Precisamente Abdulhakim Ghappar, tio do jovem detido, acredita que o destino do sobrinho se deve à sua própria realidade. Nos últimos anos, Abdulhakim manteve um contacto regular com o sobrinho e essa terá sido uma das razões que levou à detenção do jovem.
"Sim, estou certo disso. Ele foi detido porque eu estou no estrangeiro e porque participo em manifestações contra a violação dos Direitos Humanos na China", acrescenta.
Abdulhakim participou nos protestos contra Pequim na cidade chinesa de Urumqi em 2009 e posteriormente fugiu para a Holanda.
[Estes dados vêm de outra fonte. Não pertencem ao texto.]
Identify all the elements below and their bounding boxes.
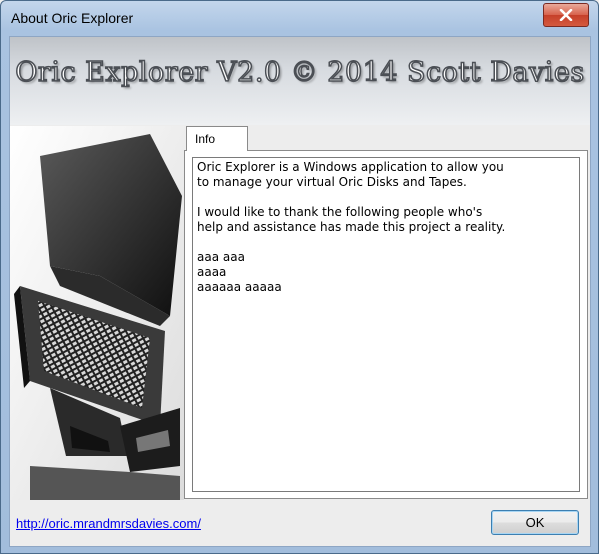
website-link[interactable]: http://oric.mrandmrsdavies.com/ — [16, 516, 201, 531]
close-button[interactable] — [543, 3, 589, 27]
close-icon — [559, 9, 573, 21]
thanks-name: aaaaaa aaaaa — [197, 280, 282, 294]
info-line: help and assistance has made this projec… — [197, 220, 506, 234]
info-line: I would like to thank the following peop… — [197, 205, 483, 219]
title-bar[interactable]: About Oric Explorer — [1, 1, 598, 36]
about-dialog: About Oric Explorer Oric Explorer V2.0 ©… — [0, 0, 599, 554]
oric-computer-image — [10, 126, 184, 500]
banner-title: Oric Explorer V2.0 © 2014 Scott Davies — [15, 56, 585, 89]
thanks-name: aaa aaa — [197, 250, 245, 264]
thanks-name: aaaa — [197, 265, 227, 279]
dialog-client-area: Oric Explorer V2.0 © 2014 Scott Davies I… — [9, 36, 591, 547]
tab-info[interactable]: Info — [186, 126, 248, 151]
window-title: About Oric Explorer — [11, 10, 134, 26]
banner: Oric Explorer V2.0 © 2014 Scott Davies — [10, 37, 590, 125]
tab-panel-info: Oric Explorer is a Windows application t… — [184, 150, 588, 499]
info-line: Oric Explorer is a Windows application t… — [197, 160, 504, 174]
info-text-box[interactable]: Oric Explorer is a Windows application t… — [192, 157, 580, 492]
info-line: to manage your virtual Oric Disks and Ta… — [197, 175, 467, 189]
ok-button[interactable]: OK — [491, 510, 579, 535]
Ao saber que as autoridades chinesas o queriam deter, Abdulhakim conseguiu um passaporte e nunca mais voltou ao país. Agora, insiste que as ações de protesto em que tem participado, fora da China, são de caráter pacífico e que o sobrinho, apesar de manter o contacto, nunca tinha demonstrado interesse por questões políticas.
A confirmar-se, esta não seria, no entanto, a primeira vez em que uigures são detidos em massa na China como forma de chantagem e pressão sobre familiares, amigos ou conhecidos que fugiram para o estrangeiro.